Eco Travel Uganda
Shoebill Birding at Mabamba Swamp
MABAMBA BAY WETLAND, LAKE VICTORIA

Shoebill Birding at Mabamba Swamp

Location

Mabamba Bay Wetland, Lake Victoria

Duration

Half-day (3–5 hours)

Difficulty

Easy

Best time

Year-round; January–March is best for shoebills

The shoebill is hard to describe to someone who hasn’t seen one. Five feet tall. Slate-blue. A bill the shape and size of a wooden clog with a hook on the end. It stands motionless in shallow water for thirty, forty, sometimes ninety minutes at a stretch — and then, when a lungfish surfaces beneath it, it strikes faster than you can register. Mabamba is the most reliable place on the continent to find one.

You’ll leave Entebbe before sunrise and drive twelve kilometres west to the swamp’s edge. The boat is a long, narrow, motorised dugout — Mabamba’s own design, low to the water, ideal for slipping through the papyrus channels without scaring anything off. A local guide who has worked these channels his whole life sits in the bow with binoculars. You sit in the middle, low in the boat, and watch.
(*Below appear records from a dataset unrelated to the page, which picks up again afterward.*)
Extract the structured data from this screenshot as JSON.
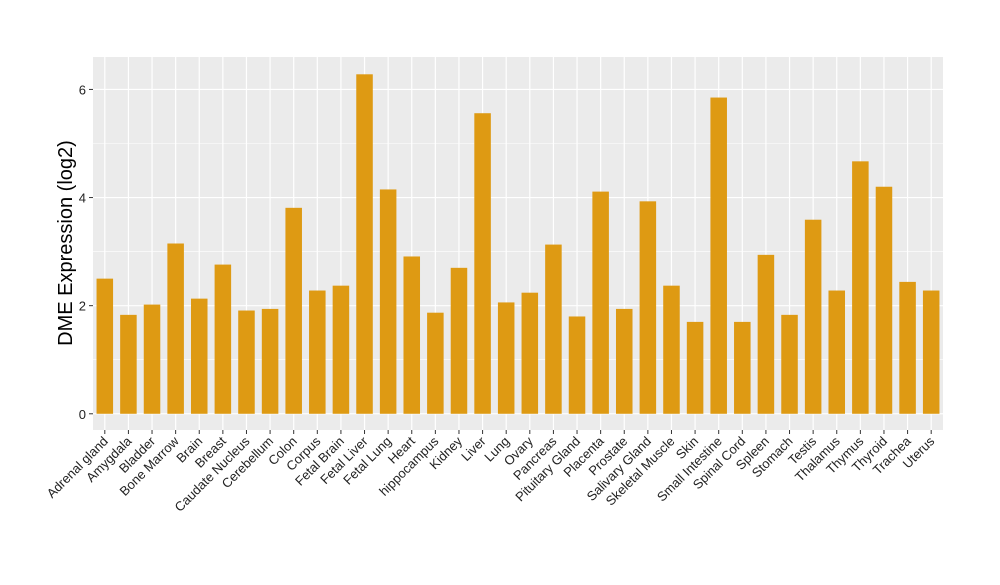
{
  "chart_data": {
    "type": "bar",
    "title": "",
    "xlabel": "",
    "ylabel": "DME Expression (log2)",
    "ylim": [
      -0.3,
      6.6
    ],
    "yticks": [
      0,
      2,
      4,
      6
    ],
    "grid": true,
    "bar_color": "#DE9A13",
    "panel_color": "#EBEBEB",
    "categories": [
      "Adrenal gland",
      "Amygdala",
      "Bladder",
      "Bone Marrow",
      "Brain",
      "Breast",
      "Caudate Nucleus",
      "Cerebellum",
      "Colon",
      "Corpus",
      "Fetal Brain",
      "Fetal Liver",
      "Fetal Lung",
      "Heart",
      "hippocampus",
      "Kidney",
      "Liver",
      "Lung",
      "Ovary",
      "Pancreas",
      "Pituitary Gland",
      "Placenta",
      "Prostate",
      "Salivary Gland",
      "Skeletal Muscle",
      "Skin",
      "Small Intestine",
      "Spinal Cord",
      "Spleen",
      "Stomach",
      "Testis",
      "Thalamus",
      "Thymus",
      "Thyroid",
      "Trachea",
      "Uterus"
    ],
    "values": [
      2.5,
      1.83,
      2.02,
      3.15,
      2.13,
      2.76,
      1.91,
      1.94,
      3.81,
      2.28,
      2.37,
      6.28,
      4.15,
      2.91,
      1.87,
      2.7,
      5.56,
      2.06,
      2.24,
      3.13,
      1.8,
      4.11,
      1.94,
      3.93,
      2.37,
      1.7,
      5.85,
      1.7,
      2.94,
      1.83,
      3.59,
      2.28,
      4.67,
      4.2,
      2.44,
      2.28
    ]
  }
}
The first hour is rich with smaller birds. African jacanas walking across lily pads. Pied kingfishers hovering and dropping. Malachite kingfishers — small, brilliant, electric blue. The papyrus gonolek calls in duet from the reeds; the long-toed lapwing picks its way along the floating mat. Between sightings the boatman cuts the engine and you drift in silence.

When the shoebill comes, it’s usually a long way off at first. The guide spots it before you do. The boat eases closer in increments, never closer than the bird is comfortable with. You’ll get five, sometimes ten, sometimes thirty minutes with it standing in plain view — long enough to understand the strangeness of the thing, the way it holds itself, the way it occasionally clatters that enormous bill.

Mabamba sits an hour’s drive from the international airport, which makes it the perfect first morning of a Uganda trip or — better — the perfect last one. Bring binoculars, sun cover, and a long lens if you shoot photos. Wear layers; the early morning over the water is cooler than you’d expect on the equator.